Another aspect that is key to the success of the business at Madame Hanoi is the “table talk”—signals on the table that let servers know where each table is up to, such as the boxes of cutlery being removed, so staff know to clear the table and bring dessert menus.

“There is nothing worse than sitting at the table and someone comes up two or three times and says, ‘Would you like some more?’. You say, ‘No, I’ve already told the person over there’, and then someone else comes up,” explains Watt. “So, table talk allows anybody to look at the table and know where they’re up to. It prevents multiple, unnecessary interruptions to the guests.”

Watt, who was born in Sydney but grew up in New Zealand, entered the world of hospitality as a waiter, and thought he could never be a chef, “cleaning up at the end of the day, what a nightmare”. But after some time in the kitchen at hospitality school, he fell in love with cooking.

“I love the creative aspect of food and the energy in the kitchen, the energy of service. I’ve always worked in busy, high-quality restaurants where there’s a passion to get everything perfect on the plate and to know that you’ve got backed-up orders,” he says.

Growing up around the water in Auckland and Sydney gave Watt an affinity with the ocean and a love of seafood. However, he believes the best cultural cuisine of seafood is Japanese.

“So, at 23, I took myself off to Tokyo and studied Japanese food. After that, I discovered South-east Asia—mainly Thailand and Vietnam. My wife and I honeymooned in Vietnam in 2004 and that’s when the love of Vietnamese cuisine came through.”

Watt’s incredible attention to detail combined with his big-picture savvy has seen him reach Michelin-star success. His CV reads like a ‘how-to’ guide to climbing the prestigious food chain. In London he worked in Michelin-starred restaurant Nobu, before moving back to New Zealand in 2001 as executive chef at the prestigious Huku Lodge where he cooked for the Queen and other celebrities.

Then it was back to England where he co-founded the contemporary Japanese sensation, Roka in 2004. However, in 2012 Watt decided it was time to take his family home to New Zealand.

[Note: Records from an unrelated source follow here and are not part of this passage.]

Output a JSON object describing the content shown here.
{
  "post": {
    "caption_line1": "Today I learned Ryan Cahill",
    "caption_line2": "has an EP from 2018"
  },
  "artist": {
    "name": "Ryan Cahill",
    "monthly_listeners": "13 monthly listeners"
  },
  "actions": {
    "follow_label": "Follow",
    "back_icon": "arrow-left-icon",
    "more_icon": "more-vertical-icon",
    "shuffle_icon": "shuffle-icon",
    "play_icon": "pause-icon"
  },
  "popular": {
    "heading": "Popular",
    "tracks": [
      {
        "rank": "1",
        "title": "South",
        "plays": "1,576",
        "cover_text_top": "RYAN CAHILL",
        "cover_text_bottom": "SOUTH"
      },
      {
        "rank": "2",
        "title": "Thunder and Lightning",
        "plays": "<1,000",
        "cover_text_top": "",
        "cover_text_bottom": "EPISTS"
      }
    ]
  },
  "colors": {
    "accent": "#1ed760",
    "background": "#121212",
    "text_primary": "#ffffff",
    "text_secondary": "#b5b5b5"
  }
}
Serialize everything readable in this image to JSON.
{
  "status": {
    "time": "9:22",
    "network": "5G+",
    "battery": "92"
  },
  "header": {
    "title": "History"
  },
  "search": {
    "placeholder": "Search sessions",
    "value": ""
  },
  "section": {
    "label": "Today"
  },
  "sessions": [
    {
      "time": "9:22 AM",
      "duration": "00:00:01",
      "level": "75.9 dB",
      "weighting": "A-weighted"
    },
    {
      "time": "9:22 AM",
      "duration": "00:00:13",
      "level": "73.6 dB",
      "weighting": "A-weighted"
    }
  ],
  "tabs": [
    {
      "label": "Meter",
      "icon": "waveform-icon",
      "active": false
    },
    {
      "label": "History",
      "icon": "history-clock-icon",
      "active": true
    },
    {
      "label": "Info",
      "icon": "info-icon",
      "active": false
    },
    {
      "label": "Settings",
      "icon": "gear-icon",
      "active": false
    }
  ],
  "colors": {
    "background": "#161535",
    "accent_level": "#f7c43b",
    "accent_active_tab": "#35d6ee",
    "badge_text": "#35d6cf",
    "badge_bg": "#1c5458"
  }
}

Watt believes Adelaide’s food landscape is going through positive growth, and he cites his favourite restaurant as Peel Street (after Madame Hanoi, of course). “I think it’s an exciting time to be involved with Adelaide and the developments that are coming in—the [Royal Adelaide] hospital, the Casino and the Adelaide Oval. I think the city is on a fantastic trajectory up and it’s a really exciting time to be involved,” he says.